Kommentar von Sven-Michael Veit zum G20-Gipfel: Protest – legitim und hilflos
Es wäre ein hoher Preis, Hamburg über Wochen in einen Hochsicherheitstrakt zu verwandeln
Natürlich ist es legitim, wenn die Mächtigen der Welt sich treffen, um darüber zu reden, wie sie sich den Planeten weiterhin Untertan machen können. Lässt sich beides ohnehin nicht verhindern. Und selbstredend ist auch Protest legitim, wenn auch vermutlich hilflos: gegen die Plünderung der Ressourcen, gegen das Nichtstun in Sachen Klimawandel, gegen die Unterdrückung von Individuen oder gar Völkern.
Soll also der G20-Gipfel kommendes Jahr in Hamburg stattfinden und der dazugehörige Gegengipfel ebenso. Dabei könnte man es als Nichteingeladener schulterzuckend bewenden lassen – wenn da nicht die Sicherheitsfrage wäre: Die Stadt über Wochen in einen Hochsicherheitstrakt zu verwandeln, weil hier die Mächtigen miteinander verhandeln – das wäre ein hoher Preis.
Und sogar der wäre angemessen – unter Berücksichtigung des Arguments, dass man vor dem Terror nicht weichen dürfe. Ein Gipfel ist ein potenzielles Anschlagsziel, und Fanatiker gibt es überall, so ist nun mal die Welt. Der Preis wäre allerdings zu hoch unter Berücksichtigung des Arguments, dass die Freiheitsrechte der betroffenen Anwohner schwerer wiegen müssen als das Interesse der Gipfelteilnehmer an körperlicher und seelischer Unversehrtheit – so sehr dies auch subjektiv nachvollziehbar ist.
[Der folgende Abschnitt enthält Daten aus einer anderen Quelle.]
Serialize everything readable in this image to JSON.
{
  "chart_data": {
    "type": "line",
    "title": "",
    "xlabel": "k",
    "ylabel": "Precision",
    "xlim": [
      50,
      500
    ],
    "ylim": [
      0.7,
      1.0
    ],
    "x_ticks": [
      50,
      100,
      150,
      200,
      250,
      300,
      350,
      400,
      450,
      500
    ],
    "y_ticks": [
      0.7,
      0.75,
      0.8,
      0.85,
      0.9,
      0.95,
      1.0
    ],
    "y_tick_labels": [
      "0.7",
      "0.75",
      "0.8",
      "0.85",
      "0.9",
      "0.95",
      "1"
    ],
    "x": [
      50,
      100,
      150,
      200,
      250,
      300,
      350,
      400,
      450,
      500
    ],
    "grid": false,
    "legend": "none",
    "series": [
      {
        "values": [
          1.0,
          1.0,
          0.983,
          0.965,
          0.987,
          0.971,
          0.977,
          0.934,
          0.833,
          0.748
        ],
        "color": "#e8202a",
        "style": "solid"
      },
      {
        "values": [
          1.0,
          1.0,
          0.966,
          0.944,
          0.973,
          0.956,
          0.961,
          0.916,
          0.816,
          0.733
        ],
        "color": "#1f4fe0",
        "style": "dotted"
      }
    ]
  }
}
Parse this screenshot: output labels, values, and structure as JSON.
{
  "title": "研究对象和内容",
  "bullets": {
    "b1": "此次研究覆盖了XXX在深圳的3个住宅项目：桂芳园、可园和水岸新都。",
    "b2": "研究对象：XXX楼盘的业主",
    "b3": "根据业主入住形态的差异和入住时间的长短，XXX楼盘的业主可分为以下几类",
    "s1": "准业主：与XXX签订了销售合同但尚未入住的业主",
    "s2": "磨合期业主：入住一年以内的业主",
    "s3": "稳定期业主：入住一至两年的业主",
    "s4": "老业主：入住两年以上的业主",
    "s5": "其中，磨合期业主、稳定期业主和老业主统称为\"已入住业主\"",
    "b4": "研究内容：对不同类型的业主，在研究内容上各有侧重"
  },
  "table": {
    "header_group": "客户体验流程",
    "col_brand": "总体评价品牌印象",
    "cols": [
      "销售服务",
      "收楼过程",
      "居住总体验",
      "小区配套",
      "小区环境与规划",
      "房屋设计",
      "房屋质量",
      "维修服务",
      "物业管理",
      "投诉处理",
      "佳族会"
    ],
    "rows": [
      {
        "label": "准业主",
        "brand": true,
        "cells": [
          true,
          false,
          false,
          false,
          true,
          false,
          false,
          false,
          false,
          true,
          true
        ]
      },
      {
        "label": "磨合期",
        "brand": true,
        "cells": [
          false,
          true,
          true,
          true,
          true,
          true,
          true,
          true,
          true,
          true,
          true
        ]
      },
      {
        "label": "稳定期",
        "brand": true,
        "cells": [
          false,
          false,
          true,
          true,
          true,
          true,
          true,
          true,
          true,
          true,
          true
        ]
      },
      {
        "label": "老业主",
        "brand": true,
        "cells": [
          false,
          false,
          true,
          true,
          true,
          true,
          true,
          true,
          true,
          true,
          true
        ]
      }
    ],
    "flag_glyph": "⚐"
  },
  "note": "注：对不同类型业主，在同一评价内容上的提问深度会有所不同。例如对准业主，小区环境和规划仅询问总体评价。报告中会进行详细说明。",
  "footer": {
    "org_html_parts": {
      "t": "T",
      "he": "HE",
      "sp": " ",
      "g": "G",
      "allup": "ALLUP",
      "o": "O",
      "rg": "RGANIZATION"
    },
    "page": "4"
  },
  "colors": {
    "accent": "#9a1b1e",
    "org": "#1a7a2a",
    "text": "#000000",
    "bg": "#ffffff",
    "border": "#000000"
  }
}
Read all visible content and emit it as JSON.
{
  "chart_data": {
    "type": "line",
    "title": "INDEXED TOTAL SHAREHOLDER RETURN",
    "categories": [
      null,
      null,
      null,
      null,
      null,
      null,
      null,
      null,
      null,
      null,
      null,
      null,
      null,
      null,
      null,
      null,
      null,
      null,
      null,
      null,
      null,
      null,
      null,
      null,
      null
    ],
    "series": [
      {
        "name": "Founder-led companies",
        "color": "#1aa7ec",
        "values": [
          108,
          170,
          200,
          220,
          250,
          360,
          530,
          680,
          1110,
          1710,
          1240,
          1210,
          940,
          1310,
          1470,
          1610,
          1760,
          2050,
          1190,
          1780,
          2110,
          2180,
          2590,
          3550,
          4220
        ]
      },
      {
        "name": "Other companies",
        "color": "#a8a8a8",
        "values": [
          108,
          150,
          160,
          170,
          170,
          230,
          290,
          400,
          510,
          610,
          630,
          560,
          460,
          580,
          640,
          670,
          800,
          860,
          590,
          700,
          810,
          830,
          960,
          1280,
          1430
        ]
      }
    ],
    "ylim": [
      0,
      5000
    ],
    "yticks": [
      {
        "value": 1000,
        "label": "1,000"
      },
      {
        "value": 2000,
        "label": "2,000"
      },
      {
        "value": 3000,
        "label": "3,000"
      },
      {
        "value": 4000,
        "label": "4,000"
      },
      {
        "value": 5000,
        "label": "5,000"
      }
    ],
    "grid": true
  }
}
Und hier stößt die praktische Politik eines global eher bedeutungslosen Stadtstaats an ihre Grenzen. Seine Souveränität muss Hamburg im kommenden Jahr faktisch an die Geheim- und Sicherheitsdienste mehr oder minder befreundeter Großmächte abtreten – Rote Flora hin, Grünen-Regierungsbeteiligung her. Welche Verwerfungen das hinterher im politischen Gefüge der Stadt hinterlässt, ist derzeit nebensächlich.
Da ist es gut und richtig, wenn der grüne Justizsenator Till Steffen jetzt schon warnend seine Stimme erhebt. Aber sollte der Gipfel nicht friedlich über die Bühne gehen, dann werden auch in Hamburg Bürger- und vielleicht sogar Menschenrechte auf dem Altar der Globalisierung geopfert werden.